Na margem certa da vida, a esquerda.

Ventania

Na margem certa da vida, a esquerda.

origem

A perfeição do céu lilás e laranja enquadra um cargueiro ao largo e algumas gaivotas embriagadas, seguramente vindas de um tasco que lhes permitiu o serviço de tinto em copos de três pela noite fora, vêm dizer "bom dia", estridentes, troçando dos que não têm asas, ou desconhecem que as asas, não podendo crescer-lhes das omoplatas, podem ser criadas com o engenho recto e simples de cortar as amarras que não se vêem, e portanto acreditam que não podem voar. Os passageiros dormentes e condenados à vida rasteira de horizontes míopes deslizam rumo à cidade que amanhece, fresca e solta, sem darem conta de viverem num cenário pintado a óleo com a minúcia delicada e a realidade difusa dos mestres impressionistas. Figurantes de um todo desinteressante, com receio de assumir protagonismos em cada um dos seus filmes, consumidos pelo desígnio da sobrevivência, da subsistência dos seus, chamuscados por paixões interrompidas, por sonhos de que os outros riram, por asas que foram arrancadas com violência logo à nascença, seguem de arrasto, mudos em cacofonia. 

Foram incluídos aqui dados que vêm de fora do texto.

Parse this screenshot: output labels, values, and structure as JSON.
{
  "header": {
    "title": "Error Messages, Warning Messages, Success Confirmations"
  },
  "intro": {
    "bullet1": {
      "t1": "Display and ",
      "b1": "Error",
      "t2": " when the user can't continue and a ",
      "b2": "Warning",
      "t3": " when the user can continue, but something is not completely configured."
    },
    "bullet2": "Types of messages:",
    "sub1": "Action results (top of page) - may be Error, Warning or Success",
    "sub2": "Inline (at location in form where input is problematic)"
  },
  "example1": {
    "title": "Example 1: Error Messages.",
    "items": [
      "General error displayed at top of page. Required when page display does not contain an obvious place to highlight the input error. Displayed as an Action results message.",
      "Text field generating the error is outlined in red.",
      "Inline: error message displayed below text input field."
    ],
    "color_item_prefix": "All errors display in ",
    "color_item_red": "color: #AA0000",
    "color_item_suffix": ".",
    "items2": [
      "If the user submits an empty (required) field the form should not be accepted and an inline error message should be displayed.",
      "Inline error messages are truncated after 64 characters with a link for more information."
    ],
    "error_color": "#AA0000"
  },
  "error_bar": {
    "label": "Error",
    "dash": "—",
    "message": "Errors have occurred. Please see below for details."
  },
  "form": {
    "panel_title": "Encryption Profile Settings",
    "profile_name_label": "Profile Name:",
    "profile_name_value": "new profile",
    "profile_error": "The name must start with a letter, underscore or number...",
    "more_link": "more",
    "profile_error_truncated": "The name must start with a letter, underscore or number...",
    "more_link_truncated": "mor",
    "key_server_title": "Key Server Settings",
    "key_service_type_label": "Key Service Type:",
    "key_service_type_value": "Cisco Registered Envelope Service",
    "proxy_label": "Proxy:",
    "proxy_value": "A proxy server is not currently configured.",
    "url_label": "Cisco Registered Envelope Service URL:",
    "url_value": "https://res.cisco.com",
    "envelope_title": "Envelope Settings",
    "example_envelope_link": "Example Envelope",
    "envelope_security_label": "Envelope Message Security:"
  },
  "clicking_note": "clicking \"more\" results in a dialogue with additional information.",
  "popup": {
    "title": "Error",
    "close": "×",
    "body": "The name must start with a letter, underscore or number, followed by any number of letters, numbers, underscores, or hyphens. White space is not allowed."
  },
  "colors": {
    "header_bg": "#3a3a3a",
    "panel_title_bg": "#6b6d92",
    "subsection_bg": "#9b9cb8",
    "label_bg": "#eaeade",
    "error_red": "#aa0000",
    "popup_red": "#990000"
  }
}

A comoção pela beleza que um apaixonado encontra em cada flor murcha é um luxo de quem não tem úlceras dolorosas no coração. Olhar um momento pela janela dos olhos dos outros, adivinhar os sabores que lhe amargam o palato e os que incendeiam um sorriso, um privilégio de quem não se deixou cegar pela brancura falsa e suja da espuma dos dias que rodam, em sucessão estonteante, até à náusea. Deixar cair uma lágrima roliça de saudade é quase um pecado na cartilha moral. E a inércia, essa puta que desgraça epopeias com borrões de tinta seca, que dá o braço à pálida coragem que se traz de origem e finca os pés na terra, minando qualquer impulso, qualquer pequena fagulha que prometa lábios colados a quem se quer, é movida a medos insuportáveis. De onde se conclui, a cada abordagem, que o medo é o próprio inverso do amor.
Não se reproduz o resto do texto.